Pat Cullen, chief executive and general secretary of the RCN, said the Government's revised pay offer was rejected by nurses because it "isn’t sufficient to address those really critical issues". She urged ministers to prevent nurses from "going into the winter months on strike action again".
Speaking ahead of the RCN’s annual congress in Brighton, Ms Cullen told "Good Morning Britain": "We'll hear many debates over the next week, just about the conditions that our nursing staff are working in – they are harrowing to listen to, it's harrowing for our nurses, it's harrowing for our patients.
"We need to address the absolute crisis that we're in within the health service and the crisis that our nursing staff find themselves in."
Ms Cullen said that many nurses are "living in poverty and having to leave the profession simply because they can no longer afford to stay in it", adding that the 9% consolidated raise proposed by the Government over 2 years "isn't sufficient to address those really critical issues".
"We need to do something urgently and that's what our thousands of members are urging this Government to do," she added, referring to RCN members rejecting the Government's revised pay offer.
Why Nurses' Rejected the Pay Deal
The RCN is planning to ballot nurses again on May 23 to see whether they are prepared to stage further strikes.
Ms Cullen explained why RCN members chose to reject the Government's latest pay offer in a vote that she said had "one of the highest turnouts in the ballot so far".
"They said to us, 'it's not enough, it will address short-term measures within the health service but it will not address the long-term challenges that we have got'," she explained. "And I’m listening to them, and they obviously have spoken up very loud, 300,000 of them, and they want to get back round the table with Government and reopen negotiations.
"That’s what I’m focused on."
Ms Cullen added there was still time to avoid a strike next winter.

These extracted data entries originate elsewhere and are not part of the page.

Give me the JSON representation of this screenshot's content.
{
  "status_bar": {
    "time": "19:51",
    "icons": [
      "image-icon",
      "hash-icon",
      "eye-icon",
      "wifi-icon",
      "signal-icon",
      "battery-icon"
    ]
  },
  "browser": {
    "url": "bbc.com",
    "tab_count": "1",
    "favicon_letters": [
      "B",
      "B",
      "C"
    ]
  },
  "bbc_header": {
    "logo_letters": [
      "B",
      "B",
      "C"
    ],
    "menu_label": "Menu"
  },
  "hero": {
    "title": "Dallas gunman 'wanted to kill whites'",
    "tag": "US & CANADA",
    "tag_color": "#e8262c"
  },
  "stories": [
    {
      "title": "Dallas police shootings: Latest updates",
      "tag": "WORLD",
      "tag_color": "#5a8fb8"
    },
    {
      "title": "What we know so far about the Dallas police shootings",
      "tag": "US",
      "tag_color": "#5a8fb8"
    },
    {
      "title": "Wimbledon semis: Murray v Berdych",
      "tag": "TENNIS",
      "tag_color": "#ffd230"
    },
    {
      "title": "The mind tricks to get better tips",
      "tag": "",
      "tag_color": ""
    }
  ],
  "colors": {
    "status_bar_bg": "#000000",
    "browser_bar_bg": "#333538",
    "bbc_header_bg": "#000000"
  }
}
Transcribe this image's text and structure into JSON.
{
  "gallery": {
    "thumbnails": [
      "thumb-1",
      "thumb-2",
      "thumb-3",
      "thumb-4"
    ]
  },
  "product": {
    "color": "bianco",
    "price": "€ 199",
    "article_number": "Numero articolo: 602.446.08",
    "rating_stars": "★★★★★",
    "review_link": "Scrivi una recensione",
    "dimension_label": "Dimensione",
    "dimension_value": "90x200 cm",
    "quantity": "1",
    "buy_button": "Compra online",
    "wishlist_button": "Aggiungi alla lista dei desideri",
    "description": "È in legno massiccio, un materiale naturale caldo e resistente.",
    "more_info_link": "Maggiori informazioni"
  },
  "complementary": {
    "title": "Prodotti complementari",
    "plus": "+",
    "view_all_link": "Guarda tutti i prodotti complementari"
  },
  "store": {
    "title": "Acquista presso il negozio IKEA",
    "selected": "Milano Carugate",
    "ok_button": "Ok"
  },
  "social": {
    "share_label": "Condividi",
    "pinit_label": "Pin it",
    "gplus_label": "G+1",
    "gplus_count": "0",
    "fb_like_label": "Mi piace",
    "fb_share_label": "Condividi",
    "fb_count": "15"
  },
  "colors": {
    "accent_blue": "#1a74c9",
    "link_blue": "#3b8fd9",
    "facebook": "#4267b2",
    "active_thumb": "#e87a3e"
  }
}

"We actually should be able to resolve this now – get around the table and do it for nursing and do it for patients."
At the conference in Brighton, members debated the issue of pay, with Karma McKeefery, nurse and RCN steward from the Lancashire East branch, saying members did not think the Government's pay offer was final.

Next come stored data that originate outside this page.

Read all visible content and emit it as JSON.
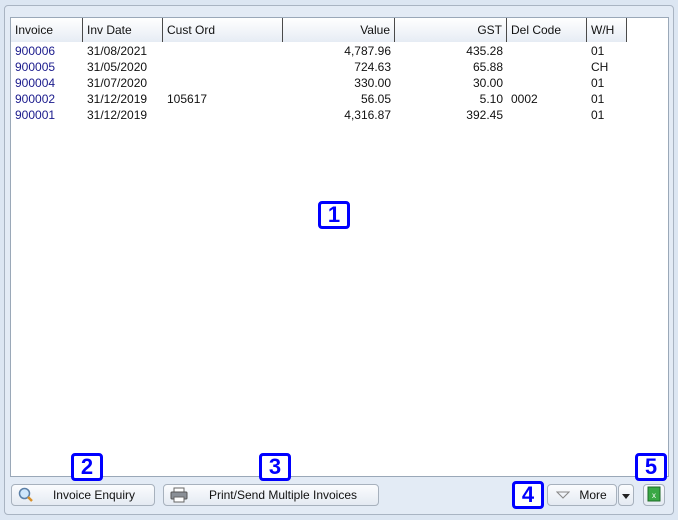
{
  "table": {
    "columns": [
      "Invoice",
      "Inv Date",
      "Cust Ord",
      "Value",
      "GST",
      "Del Code",
      "W/H"
    ],
    "rows": [
      [
        "900006",
        "31/08/2021",
        "",
        "4,787.96",
        "435.28",
        "",
        "01"
      ],
      [
        "900005",
        "31/05/2020",
        "",
        "724.63",
        "65.88",
        "",
        "CH"
      ],
      [
        "900004",
        "31/07/2020",
        "",
        "330.00",
        "30.00",
        "",
        "01"
      ],
      [
        "900002",
        "31/12/2019",
        "105617",
        "56.05",
        "5.10",
        "0002",
        "01"
      ],
      [
        "900001",
        "31/12/2019",
        "",
        "4,316.87",
        "392.45",
        "",
        "01"
      ]
    ]
  },
  "buttons": {
    "invoice_enquiry": "Invoice Enquiry",
    "print_send": "Print/Send Multiple Invoices",
    "more": "More"
  },
  "icons": {
    "invoice_enquiry": "magnifier-icon",
    "print_send": "printer-icon",
    "more": "triangle-down-icon",
    "more_dropdown": "caret-down-icon",
    "export": "excel-icon"
  },
  "callouts": [
    "1",
    "2",
    "3",
    "4",
    "5"
  ]
}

She said: "We should feel proud that it was our historic strike action in the numbers we had that eventually forced the Government talks leading to the slightly improved final offer.
"Our members do not agree that this is the final offer. Once the lump sum they tempted us with has gone directly to the energy companies, what we are left with still amounts to a pay cut and will do nothing to aid recruitment and retention of nursing staff."
She said a "proper restorative pay rise will pay for itself as recruitment and retention of nurses into the NHS would save the billions of pounds spent each year on expensive agency nursing fees".